Why It Took Me 14 Months

I'll be honest: AwareFlow has been working for months. The awareness engine is real. The privacy architecture is real. The patent is filed. But I kept finding reasons not to ship it.

The sensitivity slider needed one more adjustment. The copy wasn't gentle enough. The insights screen needed another pass. I told myself I was improving the app. The truth is, I was afraid.

Afraid that no one would want it. Afraid of bad reviews. Afraid of putting something personal into the world and being told it wasn't good enough. The same fear that made me sniff in the first place — the one that says you're not safe here — was keeping me from shipping.

So here it is. Not perfect. But real. And ready.

What AwareFlow Stands For

Awareness over correction — we help you notice, not punish. Curiosity, not diagnosis. Observation, not surveillance.

Privacy as a foundation — all processing happens on your device. No audio is ever recorded, stored, or sent anywhere. Your data is yours.

People over metrics — we show patterns, not scorecards. Context, not counts. Direction, not numbers. Your data tells a story of growth.

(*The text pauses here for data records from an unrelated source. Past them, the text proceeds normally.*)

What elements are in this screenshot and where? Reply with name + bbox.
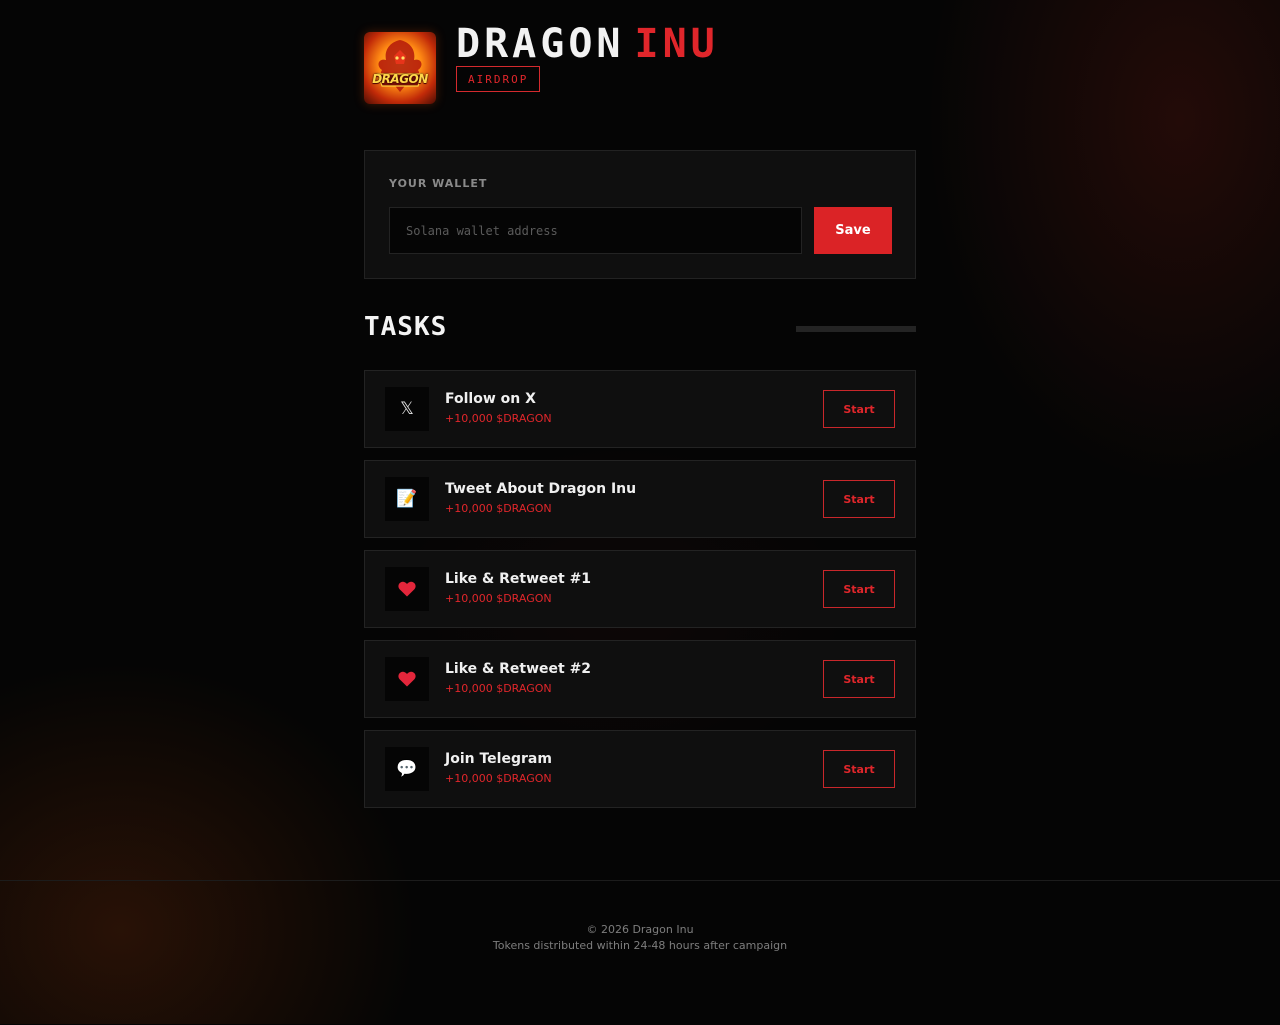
footer-copyright: © 2026 Dragon Inu [586,923,694,936]
brand-title-accent: INU [634,21,719,67]
task-name: Follow on X [445,391,536,407]
start-button[interactable]: Start [823,660,895,698]
brand-title: DRAGON INU [456,22,719,66]
wallet-address-input[interactable] [389,207,802,254]
task-reward: +10,000 $DRAGON [445,682,552,695]
logo-wordmark: DRAGON [372,72,428,86]
brand-title-primary: DRAGON [456,21,625,67]
task-name: Tweet About Dragon Inu [445,481,637,497]
tasks-heading: TASKS [364,312,448,342]
heart-icon [385,567,429,611]
task-reward: +10,000 $DRAGON [445,502,552,515]
speech-bubble-icon: 💬 [385,747,429,791]
start-button[interactable]: Start [823,750,895,788]
wallet-label: YOUR WALLET [389,177,488,190]
save-button[interactable]: Save [814,207,892,254]
task-name: Like & Retweet #2 [445,661,592,677]
airdrop-badge: AIRDROP [456,66,541,92]
task-item: Like & Retweet #2 +10,000 $DRAGON Start [364,640,916,718]
task-item: 📝 Tweet About Dragon Inu +10,000 $DRAGON… [364,460,916,538]
footer-note: Tokens distributed within 24-48 hours af… [492,939,788,952]
footer: © 2026 Dragon Inu Tokens distributed wit… [0,880,1280,1025]
task-reward: +10,000 $DRAGON [445,592,552,605]
start-button[interactable]: Start [823,570,895,608]
x-logo-icon: 𝕏 [385,387,429,431]
task-list: 𝕏 Follow on X +10,000 $DRAGON Start 📝 Tw… [364,370,916,820]
start-button[interactable]: Start [823,480,895,518]
task-reward: +10,000 $DRAGON [445,412,552,425]
task-item: 𝕏 Follow on X +10,000 $DRAGON Start [364,370,916,448]
start-button[interactable]: Start [823,390,895,428]
memo-icon: 📝 [385,477,429,521]
task-name: Join Telegram [445,751,552,767]
header: DRAGON DRAGON INU AIRDROP [364,22,916,106]
task-reward: +10,000 $DRAGON [445,772,552,785]
tasks-progress-bar [796,326,916,332]
task-name: Like & Retweet #1 [445,571,592,587]
dragon-logo: DRAGON [364,32,436,104]
task-item: 💬 Join Telegram +10,000 $DRAGON Start [364,730,916,808]
heart-icon [385,657,429,701]
wallet-card: YOUR WALLET Save [364,150,916,279]
task-item: Like & Retweet #1 +10,000 $DRAGON Start [364,550,916,628]
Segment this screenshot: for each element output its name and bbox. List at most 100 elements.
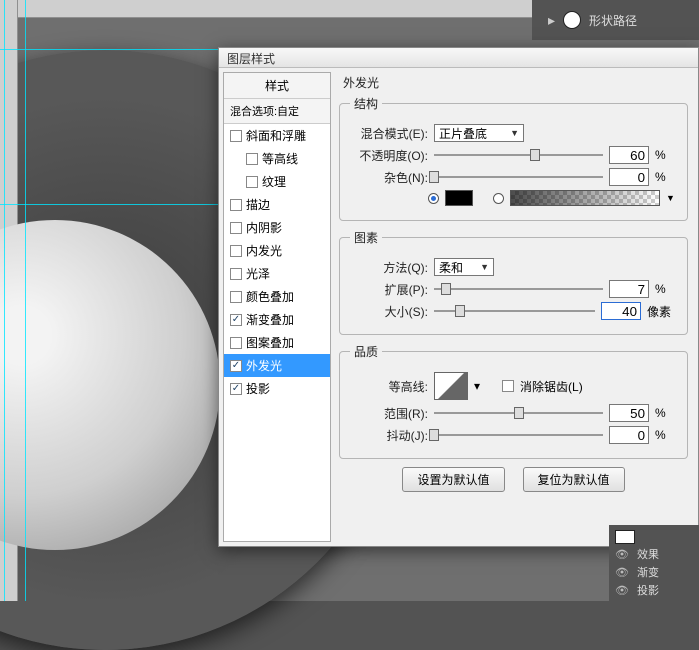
structure-legend: 结构	[350, 95, 382, 112]
elements-group: 图素 方法(Q): 柔和 ▼ 扩展(P): % 大小(S):	[339, 229, 688, 335]
style-checkbox[interactable]	[230, 337, 242, 349]
style-item-3[interactable]: 描边	[224, 193, 330, 216]
chevron-down-icon[interactable]: ▾	[474, 379, 480, 393]
noise-slider[interactable]	[434, 170, 603, 184]
style-checkbox[interactable]	[230, 222, 242, 234]
style-item-label: 纹理	[262, 173, 286, 190]
blend-mode-combo[interactable]: 正片叠底 ▼	[434, 124, 524, 142]
fx-row[interactable]: 👁投影	[615, 581, 693, 599]
style-checkbox[interactable]	[230, 291, 242, 303]
size-unit: 像素	[647, 303, 677, 320]
range-slider[interactable]	[434, 406, 603, 420]
shape-path-label: 形状路径	[589, 12, 637, 29]
style-item-1[interactable]: 等高线	[224, 147, 330, 170]
noise-unit: %	[655, 170, 677, 184]
make-default-button[interactable]: 设置为默认值	[402, 467, 504, 492]
style-item-0[interactable]: 斜面和浮雕	[224, 124, 330, 147]
layer-thumb[interactable]	[615, 530, 635, 544]
style-checkbox[interactable]	[246, 176, 258, 188]
style-checkbox[interactable]	[230, 360, 242, 372]
opacity-label: 不透明度(O):	[350, 147, 428, 164]
fx-row[interactable]: 👁效果	[615, 545, 693, 563]
fx-row[interactable]: 👁渐变	[615, 563, 693, 581]
spread-slider[interactable]	[434, 282, 603, 296]
style-item-label: 渐变叠加	[246, 311, 294, 328]
contour-label: 等高线:	[350, 378, 428, 395]
contour-picker[interactable]	[434, 372, 468, 400]
style-checkbox[interactable]	[230, 314, 242, 326]
style-checkbox[interactable]	[230, 130, 242, 142]
reset-default-button[interactable]: 复位为默认值	[523, 467, 625, 492]
jitter-unit: %	[655, 428, 677, 442]
antialias-label: 消除锯齿(L)	[520, 378, 583, 395]
color-radio[interactable]	[428, 193, 439, 204]
style-checkbox[interactable]	[230, 245, 242, 257]
style-item-6[interactable]: 光泽	[224, 262, 330, 285]
style-item-2[interactable]: 纹理	[224, 170, 330, 193]
size-input[interactable]	[601, 302, 641, 320]
options-bar: ▸ 形状路径	[532, 0, 699, 40]
style-item-7[interactable]: 颜色叠加	[224, 285, 330, 308]
spread-label: 扩展(P):	[350, 281, 428, 298]
opacity-slider[interactable]	[434, 148, 603, 162]
gradient-radio[interactable]	[493, 193, 504, 204]
fill-swatch[interactable]	[563, 11, 581, 29]
size-label: 大小(S):	[350, 303, 428, 320]
structure-group: 结构 混合模式(E): 正片叠底 ▼ 不透明度(O): % 杂色(N):	[339, 95, 688, 221]
glow-color-swatch[interactable]	[445, 190, 473, 206]
style-item-5[interactable]: 内发光	[224, 239, 330, 262]
guide-vertical[interactable]	[25, 0, 26, 601]
guide-vertical[interactable]	[4, 0, 5, 601]
style-item-label: 内阴影	[246, 219, 282, 236]
blending-options-header[interactable]: 混合选项:自定	[224, 99, 330, 124]
guide-horizontal[interactable]	[0, 49, 220, 50]
chevron-down-icon: ▼	[480, 262, 489, 272]
quality-group: 品质 等高线: ▾ 消除锯齿(L) 范围(R): % 抖动(J):	[339, 343, 688, 459]
opacity-input[interactable]	[609, 146, 649, 164]
opacity-unit: %	[655, 148, 677, 162]
styles-header[interactable]: 样式	[224, 73, 330, 99]
glow-gradient-swatch[interactable]	[510, 190, 660, 206]
style-checkbox[interactable]	[230, 268, 242, 280]
technique-label: 方法(Q):	[350, 259, 428, 276]
artwork-dial	[0, 220, 220, 550]
style-item-11[interactable]: 投影	[224, 377, 330, 400]
jitter-slider[interactable]	[434, 428, 603, 442]
dialog-title[interactable]: 图层样式	[219, 48, 698, 68]
style-item-label: 外发光	[246, 357, 282, 374]
range-label: 范围(R):	[350, 405, 428, 422]
blend-mode-label: 混合模式(E):	[350, 125, 428, 142]
style-item-8[interactable]: 渐变叠加	[224, 308, 330, 331]
range-input[interactable]	[609, 404, 649, 422]
spread-input[interactable]	[609, 280, 649, 298]
style-checkbox[interactable]	[230, 199, 242, 211]
style-item-label: 图案叠加	[246, 334, 294, 351]
style-item-10[interactable]: 外发光	[224, 354, 330, 377]
noise-input[interactable]	[609, 168, 649, 186]
eye-icon[interactable]: 👁	[615, 548, 629, 561]
eye-icon[interactable]: 👁	[615, 566, 629, 579]
size-slider[interactable]	[434, 304, 595, 318]
style-checkbox[interactable]	[230, 383, 242, 395]
style-item-label: 内发光	[246, 242, 282, 259]
layers-panel-peek: 👁效果 👁渐变 👁投影	[609, 525, 699, 601]
eye-icon[interactable]: 👁	[615, 584, 629, 597]
jitter-input[interactable]	[609, 426, 649, 444]
spread-unit: %	[655, 282, 677, 296]
style-item-4[interactable]: 内阴影	[224, 216, 330, 239]
chevron-down-icon[interactable]: ▼	[666, 193, 675, 203]
style-checkbox[interactable]	[246, 153, 258, 165]
blend-mode-value: 正片叠底	[439, 125, 487, 142]
range-unit: %	[655, 406, 677, 420]
style-item-9[interactable]: 图案叠加	[224, 331, 330, 354]
quality-legend: 品质	[350, 343, 382, 360]
antialias-checkbox[interactable]	[502, 380, 514, 392]
elements-legend: 图素	[350, 229, 382, 246]
style-item-label: 斜面和浮雕	[246, 127, 306, 144]
technique-combo[interactable]: 柔和 ▼	[434, 258, 494, 276]
effect-settings-panel: 外发光 结构 混合模式(E): 正片叠底 ▼ 不透明度(O): %	[335, 68, 698, 546]
panel-title: 外发光	[343, 74, 688, 91]
guide-horizontal[interactable]	[0, 204, 220, 205]
play-icon[interactable]: ▸	[548, 12, 555, 29]
chevron-down-icon: ▼	[510, 128, 519, 138]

Gentleness as a design principle — rest maintains your streak. Showing up is enough. There is no way to fail. Every string, notification, and nudge in the app follows this principle.

Research-grounded, not clinical — our approach draws from Habit Reversal Training, Acceptance and Commitment Therapy, and trauma-informed design. We take the evidence and deliver it with warmth — no clinical labels, no prescriptions, no shame.

AwareFlow is not a medical device and does not provide medical, psychological, or therapeutic advice. It is not a substitute for professional care and should never replace anything a healthcare provider recommends. See our Terms of Use and Medical & Safety FAQ.

Curious how we protect your data? Read the Privacy Policy and Confidentiality.

Growing the Vision

AwareFlow started as a personal project. It's becoming something bigger. I'm pursuing federal research funding through NIH and NSF to study subtle auditory habits at scale, trademark and patent protection to keep the mission focused, and partnerships with clinicians who work with misophonia-affected families.

The long-term vision: a behavioral-wellness platform that supports real research while giving people tools to understand themselves with compassion.